Editor’s Note: For weeks, pro-Palestinian students and faculty at Connecticut’s colleges and universities have been gathering to protest the war in Gaza following the Oct. 7 attack by Hamas on Israel.
Tensions at some schools have heightened, but others have maintained a fragile peace. Connecticut Mirror photojournalist Shahrzad Rasekh spent time visiting with the students and teachers protesting the war on several campuses.
On a rainy afternoon in mid-April, groups of students gathered in circles in the Yale Rotunda. A white poster sat propped against a column with large bubble letters reading, “Tell us … What brought you here?”
“Solidarity,” one Post-It note read.
“Empathy,” read another.
“As an American Jew, I do not want to be complicit in the oppression and killing of Palestinians”
“Bombs are still falling on my friend and her family”
Several of the responses simply read “sumud,” a Palestinian Arabic term referring to a concept of steadfastness.

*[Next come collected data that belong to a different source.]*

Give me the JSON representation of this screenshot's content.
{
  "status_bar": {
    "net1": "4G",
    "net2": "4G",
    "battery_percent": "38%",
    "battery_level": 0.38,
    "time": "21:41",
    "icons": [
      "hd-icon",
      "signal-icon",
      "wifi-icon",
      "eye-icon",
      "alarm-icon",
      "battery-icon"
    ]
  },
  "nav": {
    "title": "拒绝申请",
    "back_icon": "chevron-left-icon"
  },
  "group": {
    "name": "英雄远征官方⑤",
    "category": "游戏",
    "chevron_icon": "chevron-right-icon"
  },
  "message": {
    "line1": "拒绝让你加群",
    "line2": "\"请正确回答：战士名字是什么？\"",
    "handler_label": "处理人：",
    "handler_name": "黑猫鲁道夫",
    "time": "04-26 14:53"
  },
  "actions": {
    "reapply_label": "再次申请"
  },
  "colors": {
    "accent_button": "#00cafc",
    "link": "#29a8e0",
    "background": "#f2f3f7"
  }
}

Since last fall, students on campuses across Connecticut have carved out spaces — at picnic tables, on library steps, and more recently in academic buildings and on campus greens. They have painted posters, read poetry to each other and discussed history, their families and their grief.
Leaders within the student groups have developed a series of demands of the leadership of their institutions: to call for a permanent ceasefire and to disclose and end their financial ties to Israeli companies and military manufacturers. As long as the demands remain unmet, the students say, they’ll remain steadfast.
The students say these spaces have offered solidarity and support for people deeply shaken by the war’s violence, the 35,000 killed and the escalating humanitarian crisis in Gaza. Across the encampments, students urge their institutions and onlookers: “All eyes on Gaza.”
On some campuses, administrators cited safety and policy breaches to push back on the camped-out students this spring. Others, on campus and beyond, have perceived the groups’ signs, slogans and chanting as an affront, a painful reminder of Hamas’ attack on Israel and historic violence toward Jewish people.
But the gatherings only grew. Yale students established their encampments after Columbia University took measures to remove tents there. Then came the “UCommune” at the University of Connecticut, the “Wesleyan Liberated Zone,” and Trinity College’s “Liberation Zone.”
The protests have swept campuses across the country. On Thursday, hundreds of people were arrested at the University of California, Los Angeles. Dozens were arrested after Columbia University students occupied a building last week, the graduation ceremony at the University of Michigan was disrupted on Saturday, and dozens were arrested at the University of Virginia’s graduation. At some campuses, riot police were called in to disperse protesters.
Students at Yale and UConn were arrested in recent weeks, and the tents have been cleared. Wesleyan and Trinity students remain camped out. But across all the Connecticut campuses, students say, the cultural conviction of steadfastness — “sumud” — persists.
Trinity College
Wesleyan University
At a faculty-supported rally at Wesleyan University last week, Prof. Matthew Garrett reminded students that there are no universities left in Gaza — all 12 universities have been bombed. He read a list of the 94 professors who were killed by Israeli bombardment between October and February, requesting students to chant their names back. By the end of the list, some students were comforting their weeping peers while faculty members embraced.
Wesleyan President Michael Roth said “the university will not attempt to clear the encampment.”
University of Connecticut
Yale University
“As an institutional investor, Yale aims to protect American students from mass shootings, but refuses to recognize that its investments in the very F-35 fighter jets bombing schools and universities in Gaza right now also constitute ‘grave social injury,’” said students in a statement, referring to the criterion that led Yale to divest from assault weapon retailers in 2018.
On April 15, a group of students at Yale University set up two “books, not bombs” bookshelves in Beinecke Plaza. The structure, modeled after Yale’s 1986 student protests for divestment from South African apartheid, was dismantled by the administration just hours after its erection. That day, students announced that they would continue to occupy the plaza until Yale’s board of trustees committed to divest from military weapons manufacturers.